Only once there, battered and fatigued from hauling in an overnight pack do you get the chance to test yourself against such fish. The adventure in reaching the trout, is even more rewarding than the actual act of landing one.

With heli-angling all that challenge vanishes. A skilled pilot can drop an angler off at the pool before breakfast and have them comfortably home by dinner. It really just ruins the main challenge such trout offer. The more often the helicopter visits the more educated the trout become.

I feel I should also provide the counterargument in support of heli-fishing. I have discussed this topic with guides who frequently fly anglers in.

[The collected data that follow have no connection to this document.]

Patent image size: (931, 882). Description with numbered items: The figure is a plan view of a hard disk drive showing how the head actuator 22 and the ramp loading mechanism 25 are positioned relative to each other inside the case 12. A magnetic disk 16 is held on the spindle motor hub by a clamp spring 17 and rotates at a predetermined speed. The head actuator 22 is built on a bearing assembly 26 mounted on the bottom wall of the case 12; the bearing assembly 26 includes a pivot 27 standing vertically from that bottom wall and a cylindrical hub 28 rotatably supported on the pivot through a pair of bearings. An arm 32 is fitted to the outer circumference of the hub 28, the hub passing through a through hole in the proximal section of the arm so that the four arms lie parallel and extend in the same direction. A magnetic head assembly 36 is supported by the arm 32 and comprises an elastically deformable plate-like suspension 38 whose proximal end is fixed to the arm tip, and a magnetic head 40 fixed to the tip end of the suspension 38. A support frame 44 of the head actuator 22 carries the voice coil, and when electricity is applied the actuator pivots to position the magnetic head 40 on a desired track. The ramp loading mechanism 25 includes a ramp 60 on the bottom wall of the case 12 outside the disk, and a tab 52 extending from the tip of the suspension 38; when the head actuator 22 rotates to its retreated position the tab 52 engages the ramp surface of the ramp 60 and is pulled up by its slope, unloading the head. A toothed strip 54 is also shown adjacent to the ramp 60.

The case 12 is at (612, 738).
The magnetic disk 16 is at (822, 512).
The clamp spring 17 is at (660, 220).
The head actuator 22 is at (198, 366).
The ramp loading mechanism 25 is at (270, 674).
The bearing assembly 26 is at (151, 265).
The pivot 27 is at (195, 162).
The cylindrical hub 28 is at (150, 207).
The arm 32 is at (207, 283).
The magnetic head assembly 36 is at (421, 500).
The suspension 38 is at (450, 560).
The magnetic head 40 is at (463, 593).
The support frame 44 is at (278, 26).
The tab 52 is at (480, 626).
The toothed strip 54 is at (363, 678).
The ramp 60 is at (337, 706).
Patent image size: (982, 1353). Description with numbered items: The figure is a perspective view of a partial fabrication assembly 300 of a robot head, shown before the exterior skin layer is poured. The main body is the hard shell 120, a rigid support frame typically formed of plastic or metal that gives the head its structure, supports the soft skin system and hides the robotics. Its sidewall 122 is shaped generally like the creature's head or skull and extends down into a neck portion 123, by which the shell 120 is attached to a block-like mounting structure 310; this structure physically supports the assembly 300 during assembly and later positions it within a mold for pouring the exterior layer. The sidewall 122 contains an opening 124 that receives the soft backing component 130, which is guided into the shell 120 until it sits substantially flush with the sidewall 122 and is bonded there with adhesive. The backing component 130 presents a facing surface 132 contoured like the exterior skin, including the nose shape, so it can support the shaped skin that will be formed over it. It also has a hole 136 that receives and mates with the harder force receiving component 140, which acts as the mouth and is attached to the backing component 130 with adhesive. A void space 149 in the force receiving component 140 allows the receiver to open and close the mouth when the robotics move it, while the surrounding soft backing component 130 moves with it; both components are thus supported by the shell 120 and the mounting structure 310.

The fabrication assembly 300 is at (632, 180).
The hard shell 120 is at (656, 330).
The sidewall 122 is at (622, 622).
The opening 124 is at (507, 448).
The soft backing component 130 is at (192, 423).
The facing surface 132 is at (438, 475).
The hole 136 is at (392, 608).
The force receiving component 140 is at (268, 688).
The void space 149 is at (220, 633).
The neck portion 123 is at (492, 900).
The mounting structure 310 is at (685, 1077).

The main alternative viewpoint is that by flying to more remote rivers the guides are reducing the pressure on the more easily accessible rivers. So their client gets to fish in solitude, and the local anglers get less pressure on the rivers close to town. Plus so few people actually make the effort to access such wilderness fisheries by their own means. I do see some logic in that position.

There is also the point that many clients are far from physically fit enough, or simply do not have the time available to attempt such a hike. It is the only way they can fish such a spot.

As a side note, in my opinion, there is nothing more demotivating, than watching a helicopter land a couple of miles upstream after having spent the last day to reach the river on foot. Heli-fishing, and the urge to make a quick buck has ruined what made backcountry fisheries special. Their remoteness.